AVSI tents: During the pandemic, with the most vulnerable families

From support in developing countries to Italy affected by Covid, where poverty has increased in the last year. AVSI is supporting the work of organizations that already operate in various regions to help five thousand families.
Maria Acqua Simi

For that family, their restaurant was everything. But Covid comes and hits the city, and in
addition to the number of dead and the saturation of hospitals, the economy also immediately suffers. No more customers, not even the most loyal ones. And yet the father, the manager of the place, tries everything to sustain the business that keeps him, his wife, and one of his children employed. The others, still teenagers, go to school. Or rather, they went to school. He does not make it, the restaurant closes. Like everything else. Very hard months follow: locked up at home, without money, without help to pay bills or school supplies for the kids.

We are in Milan, the year of grace 2020. This is where the new poor are, and you cannot pretend they do not exist. This is another reason why the AVSI Foundation, traditionally involved in development aid or educational projects around the world, has this year organized an ad hoc project in Italy.
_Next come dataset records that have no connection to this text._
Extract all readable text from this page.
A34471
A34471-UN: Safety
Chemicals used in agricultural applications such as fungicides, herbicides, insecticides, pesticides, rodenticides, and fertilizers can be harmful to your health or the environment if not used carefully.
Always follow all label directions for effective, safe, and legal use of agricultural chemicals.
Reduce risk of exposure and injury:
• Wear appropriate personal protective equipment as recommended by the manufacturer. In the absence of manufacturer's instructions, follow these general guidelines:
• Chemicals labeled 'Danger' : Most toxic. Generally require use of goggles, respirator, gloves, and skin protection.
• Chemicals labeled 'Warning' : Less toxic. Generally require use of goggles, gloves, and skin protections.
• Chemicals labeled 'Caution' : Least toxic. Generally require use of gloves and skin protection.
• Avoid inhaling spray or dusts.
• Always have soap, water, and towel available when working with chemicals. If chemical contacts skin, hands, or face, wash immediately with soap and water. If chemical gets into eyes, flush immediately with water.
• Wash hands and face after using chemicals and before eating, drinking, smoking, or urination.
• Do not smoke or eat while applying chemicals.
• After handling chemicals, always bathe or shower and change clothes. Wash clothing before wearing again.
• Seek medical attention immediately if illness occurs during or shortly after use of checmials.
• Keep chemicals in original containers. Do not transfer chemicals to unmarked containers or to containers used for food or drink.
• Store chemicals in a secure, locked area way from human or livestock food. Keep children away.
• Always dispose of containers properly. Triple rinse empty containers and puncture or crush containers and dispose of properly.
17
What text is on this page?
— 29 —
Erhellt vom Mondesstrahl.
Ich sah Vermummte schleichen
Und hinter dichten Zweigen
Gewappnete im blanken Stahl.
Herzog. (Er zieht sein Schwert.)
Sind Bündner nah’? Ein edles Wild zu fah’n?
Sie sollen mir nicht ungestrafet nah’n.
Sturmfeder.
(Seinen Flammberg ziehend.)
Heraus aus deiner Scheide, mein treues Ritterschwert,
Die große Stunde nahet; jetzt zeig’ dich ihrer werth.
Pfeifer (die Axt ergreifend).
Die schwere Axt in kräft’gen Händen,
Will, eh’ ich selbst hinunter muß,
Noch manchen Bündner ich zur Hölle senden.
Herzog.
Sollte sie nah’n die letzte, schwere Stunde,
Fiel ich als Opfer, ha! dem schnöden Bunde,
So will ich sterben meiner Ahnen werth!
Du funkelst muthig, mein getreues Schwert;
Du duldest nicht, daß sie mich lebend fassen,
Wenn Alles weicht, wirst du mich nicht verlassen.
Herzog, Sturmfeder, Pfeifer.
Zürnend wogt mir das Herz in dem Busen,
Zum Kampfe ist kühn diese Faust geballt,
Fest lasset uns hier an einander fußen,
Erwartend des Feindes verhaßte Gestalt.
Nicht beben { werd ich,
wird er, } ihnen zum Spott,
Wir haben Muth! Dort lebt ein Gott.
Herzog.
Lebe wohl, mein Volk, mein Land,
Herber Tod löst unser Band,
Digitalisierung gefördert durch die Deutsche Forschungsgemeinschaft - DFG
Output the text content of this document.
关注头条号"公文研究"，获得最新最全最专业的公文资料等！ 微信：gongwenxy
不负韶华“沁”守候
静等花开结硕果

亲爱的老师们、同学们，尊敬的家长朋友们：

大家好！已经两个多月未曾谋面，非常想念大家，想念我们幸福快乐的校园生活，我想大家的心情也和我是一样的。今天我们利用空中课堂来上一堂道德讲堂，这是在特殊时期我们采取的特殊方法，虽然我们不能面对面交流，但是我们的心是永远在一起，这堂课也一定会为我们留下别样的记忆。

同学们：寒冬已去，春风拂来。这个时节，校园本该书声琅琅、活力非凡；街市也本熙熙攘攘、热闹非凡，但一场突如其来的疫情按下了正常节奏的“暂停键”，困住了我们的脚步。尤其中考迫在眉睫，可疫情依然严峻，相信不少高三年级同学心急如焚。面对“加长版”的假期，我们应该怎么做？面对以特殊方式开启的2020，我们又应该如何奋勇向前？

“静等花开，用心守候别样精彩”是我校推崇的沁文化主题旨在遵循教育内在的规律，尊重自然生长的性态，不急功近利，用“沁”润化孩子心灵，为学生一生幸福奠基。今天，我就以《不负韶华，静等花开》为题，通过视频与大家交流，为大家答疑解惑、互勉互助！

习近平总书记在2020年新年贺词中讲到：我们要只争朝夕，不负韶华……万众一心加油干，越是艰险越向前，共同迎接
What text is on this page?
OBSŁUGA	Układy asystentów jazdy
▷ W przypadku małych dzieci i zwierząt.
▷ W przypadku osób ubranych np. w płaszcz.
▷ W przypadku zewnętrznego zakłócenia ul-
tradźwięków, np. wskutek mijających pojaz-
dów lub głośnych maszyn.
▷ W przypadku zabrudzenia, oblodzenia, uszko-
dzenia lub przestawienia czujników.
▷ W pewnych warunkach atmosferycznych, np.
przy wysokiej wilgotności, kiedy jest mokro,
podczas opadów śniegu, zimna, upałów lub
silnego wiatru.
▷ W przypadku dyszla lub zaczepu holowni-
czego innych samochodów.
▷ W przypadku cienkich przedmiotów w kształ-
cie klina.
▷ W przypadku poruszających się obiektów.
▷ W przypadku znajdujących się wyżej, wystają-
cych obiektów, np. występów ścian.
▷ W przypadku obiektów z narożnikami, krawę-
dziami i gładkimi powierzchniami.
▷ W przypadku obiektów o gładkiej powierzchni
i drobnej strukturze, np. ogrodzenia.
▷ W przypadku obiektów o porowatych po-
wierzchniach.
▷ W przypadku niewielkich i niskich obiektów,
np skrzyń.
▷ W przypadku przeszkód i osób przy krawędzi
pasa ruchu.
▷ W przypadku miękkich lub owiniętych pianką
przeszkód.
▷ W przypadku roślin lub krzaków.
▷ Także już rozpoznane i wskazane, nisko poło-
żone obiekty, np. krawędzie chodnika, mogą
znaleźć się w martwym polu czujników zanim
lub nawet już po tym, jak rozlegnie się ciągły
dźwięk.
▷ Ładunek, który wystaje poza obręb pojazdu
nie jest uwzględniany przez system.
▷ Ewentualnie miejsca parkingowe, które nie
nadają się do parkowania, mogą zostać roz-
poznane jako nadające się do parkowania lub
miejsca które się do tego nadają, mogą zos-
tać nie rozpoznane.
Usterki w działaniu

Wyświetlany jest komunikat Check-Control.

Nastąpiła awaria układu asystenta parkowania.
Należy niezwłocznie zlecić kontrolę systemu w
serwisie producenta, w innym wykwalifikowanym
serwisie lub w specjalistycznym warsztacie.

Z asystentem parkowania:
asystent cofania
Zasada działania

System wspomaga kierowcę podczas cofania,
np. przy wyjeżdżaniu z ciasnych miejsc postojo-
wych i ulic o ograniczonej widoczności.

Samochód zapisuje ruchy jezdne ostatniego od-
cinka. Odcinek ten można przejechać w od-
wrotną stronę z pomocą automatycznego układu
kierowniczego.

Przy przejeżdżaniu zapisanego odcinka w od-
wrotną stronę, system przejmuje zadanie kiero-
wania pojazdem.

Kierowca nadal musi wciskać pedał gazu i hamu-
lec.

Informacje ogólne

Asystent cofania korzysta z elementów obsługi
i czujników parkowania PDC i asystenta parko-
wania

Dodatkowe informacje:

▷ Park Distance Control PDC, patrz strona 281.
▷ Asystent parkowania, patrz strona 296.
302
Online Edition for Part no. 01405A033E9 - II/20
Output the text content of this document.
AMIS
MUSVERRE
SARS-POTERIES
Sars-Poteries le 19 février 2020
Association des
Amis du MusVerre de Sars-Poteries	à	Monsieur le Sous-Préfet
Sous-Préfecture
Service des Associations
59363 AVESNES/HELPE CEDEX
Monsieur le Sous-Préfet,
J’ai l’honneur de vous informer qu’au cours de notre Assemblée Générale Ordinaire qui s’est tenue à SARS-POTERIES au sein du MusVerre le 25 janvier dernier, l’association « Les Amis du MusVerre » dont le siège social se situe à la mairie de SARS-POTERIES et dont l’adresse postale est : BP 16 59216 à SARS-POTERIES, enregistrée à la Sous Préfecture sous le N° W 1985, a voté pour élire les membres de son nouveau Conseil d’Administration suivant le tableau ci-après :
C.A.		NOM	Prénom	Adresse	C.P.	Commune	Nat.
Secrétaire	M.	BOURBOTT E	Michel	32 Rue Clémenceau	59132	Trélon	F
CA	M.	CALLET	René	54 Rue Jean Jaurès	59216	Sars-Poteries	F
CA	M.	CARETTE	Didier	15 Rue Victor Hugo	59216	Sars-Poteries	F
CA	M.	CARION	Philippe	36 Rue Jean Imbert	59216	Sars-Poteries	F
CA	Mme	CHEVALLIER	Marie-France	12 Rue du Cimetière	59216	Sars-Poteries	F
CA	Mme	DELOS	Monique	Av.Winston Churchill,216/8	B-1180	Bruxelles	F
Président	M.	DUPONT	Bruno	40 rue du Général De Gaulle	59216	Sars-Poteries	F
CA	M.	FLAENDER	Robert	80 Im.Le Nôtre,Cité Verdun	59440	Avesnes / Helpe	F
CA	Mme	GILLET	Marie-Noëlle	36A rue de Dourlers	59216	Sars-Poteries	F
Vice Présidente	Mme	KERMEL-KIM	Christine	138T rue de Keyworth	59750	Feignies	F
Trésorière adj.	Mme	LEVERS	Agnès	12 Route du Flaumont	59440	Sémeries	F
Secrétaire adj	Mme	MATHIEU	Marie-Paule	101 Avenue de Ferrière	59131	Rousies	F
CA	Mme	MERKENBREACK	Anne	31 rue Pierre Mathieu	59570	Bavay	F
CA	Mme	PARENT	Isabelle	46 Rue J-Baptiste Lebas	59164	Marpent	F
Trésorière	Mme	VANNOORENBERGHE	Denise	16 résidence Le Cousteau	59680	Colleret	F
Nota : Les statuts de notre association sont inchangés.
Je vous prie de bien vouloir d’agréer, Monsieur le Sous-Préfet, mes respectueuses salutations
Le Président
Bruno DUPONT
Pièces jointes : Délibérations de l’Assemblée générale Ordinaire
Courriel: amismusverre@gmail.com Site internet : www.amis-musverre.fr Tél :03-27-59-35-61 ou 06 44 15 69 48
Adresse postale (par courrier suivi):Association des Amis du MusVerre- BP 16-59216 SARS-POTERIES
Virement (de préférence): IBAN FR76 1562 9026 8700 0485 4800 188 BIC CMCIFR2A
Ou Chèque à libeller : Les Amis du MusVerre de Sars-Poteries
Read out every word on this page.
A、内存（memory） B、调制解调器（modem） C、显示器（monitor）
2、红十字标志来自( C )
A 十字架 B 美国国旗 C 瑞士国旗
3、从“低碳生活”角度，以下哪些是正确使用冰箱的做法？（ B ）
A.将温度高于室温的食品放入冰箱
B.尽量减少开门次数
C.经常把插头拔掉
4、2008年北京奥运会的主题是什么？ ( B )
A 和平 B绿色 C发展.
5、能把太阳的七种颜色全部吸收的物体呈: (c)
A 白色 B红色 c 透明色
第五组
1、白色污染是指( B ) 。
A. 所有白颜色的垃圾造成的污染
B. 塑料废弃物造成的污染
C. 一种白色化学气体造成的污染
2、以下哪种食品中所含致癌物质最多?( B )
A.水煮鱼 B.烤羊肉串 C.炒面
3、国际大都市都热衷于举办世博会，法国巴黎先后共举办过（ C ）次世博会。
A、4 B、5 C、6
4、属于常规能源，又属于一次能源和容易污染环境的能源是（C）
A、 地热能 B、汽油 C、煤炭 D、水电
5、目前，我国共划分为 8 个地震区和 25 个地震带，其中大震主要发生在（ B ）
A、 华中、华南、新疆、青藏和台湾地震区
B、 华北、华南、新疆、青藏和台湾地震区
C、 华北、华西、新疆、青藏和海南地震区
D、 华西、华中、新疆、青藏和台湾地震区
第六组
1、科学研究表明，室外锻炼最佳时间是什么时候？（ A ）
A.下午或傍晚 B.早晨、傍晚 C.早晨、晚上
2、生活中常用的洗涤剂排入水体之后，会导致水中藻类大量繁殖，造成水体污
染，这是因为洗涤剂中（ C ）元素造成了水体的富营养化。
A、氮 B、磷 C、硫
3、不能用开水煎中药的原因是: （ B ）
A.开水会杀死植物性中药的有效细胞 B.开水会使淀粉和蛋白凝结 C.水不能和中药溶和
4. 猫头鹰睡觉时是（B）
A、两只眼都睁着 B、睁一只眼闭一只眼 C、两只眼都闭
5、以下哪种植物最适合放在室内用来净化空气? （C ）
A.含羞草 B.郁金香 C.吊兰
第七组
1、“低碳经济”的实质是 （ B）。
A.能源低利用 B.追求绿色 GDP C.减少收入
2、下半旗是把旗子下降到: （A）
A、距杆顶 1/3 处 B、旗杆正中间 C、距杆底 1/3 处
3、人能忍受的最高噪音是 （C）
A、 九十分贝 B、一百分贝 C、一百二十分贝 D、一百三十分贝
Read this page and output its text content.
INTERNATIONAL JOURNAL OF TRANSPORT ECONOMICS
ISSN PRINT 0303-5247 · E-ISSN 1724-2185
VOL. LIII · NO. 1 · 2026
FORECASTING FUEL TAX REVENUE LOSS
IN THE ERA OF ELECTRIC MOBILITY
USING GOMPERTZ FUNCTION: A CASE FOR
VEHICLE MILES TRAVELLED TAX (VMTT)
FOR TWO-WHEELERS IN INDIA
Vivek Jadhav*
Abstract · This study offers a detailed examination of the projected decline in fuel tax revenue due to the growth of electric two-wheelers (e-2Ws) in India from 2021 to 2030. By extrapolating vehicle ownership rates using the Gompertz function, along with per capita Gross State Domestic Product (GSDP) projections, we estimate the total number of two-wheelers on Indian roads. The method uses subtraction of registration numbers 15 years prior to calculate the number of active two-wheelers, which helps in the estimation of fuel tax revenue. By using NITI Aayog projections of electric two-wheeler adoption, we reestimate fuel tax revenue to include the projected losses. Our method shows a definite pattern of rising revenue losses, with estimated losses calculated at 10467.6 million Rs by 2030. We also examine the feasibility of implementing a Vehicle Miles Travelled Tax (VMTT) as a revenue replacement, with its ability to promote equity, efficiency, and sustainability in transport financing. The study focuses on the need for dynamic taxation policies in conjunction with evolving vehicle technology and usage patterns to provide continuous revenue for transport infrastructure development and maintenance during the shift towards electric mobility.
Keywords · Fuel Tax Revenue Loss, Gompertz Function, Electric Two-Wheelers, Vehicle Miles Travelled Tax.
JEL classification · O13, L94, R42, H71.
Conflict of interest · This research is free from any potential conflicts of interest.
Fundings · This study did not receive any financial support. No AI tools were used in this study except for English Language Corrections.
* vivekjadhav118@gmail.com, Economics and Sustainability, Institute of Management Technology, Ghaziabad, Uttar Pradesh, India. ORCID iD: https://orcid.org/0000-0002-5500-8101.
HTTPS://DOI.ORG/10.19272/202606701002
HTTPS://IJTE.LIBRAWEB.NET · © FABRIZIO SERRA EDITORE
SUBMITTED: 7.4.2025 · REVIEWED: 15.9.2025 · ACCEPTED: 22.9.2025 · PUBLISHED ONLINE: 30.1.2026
To help these families, these young students, the small and medium businesses affected by the pandemic. Economic aid is important but equally fundamental is accompanying people and access to educational opportunities for young people. AVSI does not do all this on its own, but with the intelligence of those who deal with an operative but not exclusive charity, it relies on organizations that have been operating in the territory for a long time, well rooted in local communities: The Martinengo Cooperative that works in collaboration with the Institute of the Sisters of Charity of the Assumption, the Portofranco Study Help Center, the association Resilience Onlus, the Red Cross, Caritas, schools and many other associations in the area, municipalities and local authorities to ensure material support that meets the specific needs of each family. From Lombardy to Veneto, from Emilia Romagna to Sicily, passing through Lazio and Campania, AVSI is already working and continues to plan and create opportunities to support more than 5 thousand families through various types of aid.



Among the young people being helped is Riccardo, 19 years old, who graduated from high-school in June, in a difficult year. As Sister Fulvia Ferrante of the House of Sam (one of the organizations sustained by the Sisters of the Charity of the Assumption) recounts, "in those months, many young people dropped out of school on February 24 and never saw each other again. Obviously, the more fragile the situation was, the more these fragilities worsened and the families who were already living in a fragile economic situation found themselves in extreme difficulty." This is how Casa di Sam, now also supported by AVSI, worked to support these young students who were in danger of dropping out of school.

Even the educators who during the year look after the most vulnerable children have had to reinvent themselves during the emergency. "Like AVSI, we have therefore committed ourselves to psychosocial support for the most vulnerable children by encouraging the home visits of the educators, and by including the educators themselves in training courses to adapt their work to the new needs dictated by the new context. Another type of help is aimed precisely at children who risked losing a year of school due to the inability to attend classes: we have acted to provide a supply of tablets and computers for distance learning, but also in the distribution of personal protective equipment or sanitation materials," says Annalisa Costanzo, who is in charge of the AVSI project. Support is also available for those who have lost their jobs or activities through cash transfer (monetary transfers) to support "the new poor".

Annalisa says that all this is not in vain. "We respond to real needs, faces and stories that we can touch." There are kids, like Riccardo and others, who, thanks to the support they received, were able to finish the school year that they might otherwise have lost. There are young people, already vulnerable, who during the lockdown seriously risked falling into depression and who, through their relationship with the educators and thanks to the help they received, were able to "pull themselves out", to raise their heads and look up. Even their parents felt accompanied and no longer alone in facing an apparently insurmountable situation. Simply because they found someone to listen to them. Someone who took them by the hand and told them that there is hope. And that someone is not only those working ad hoc - the AVSI volunteers, the educators. That someone is each of us. As one of those old poems we learnt off by heart from our grandparents says, Christ has no hands. He only has ours to carry out His work today.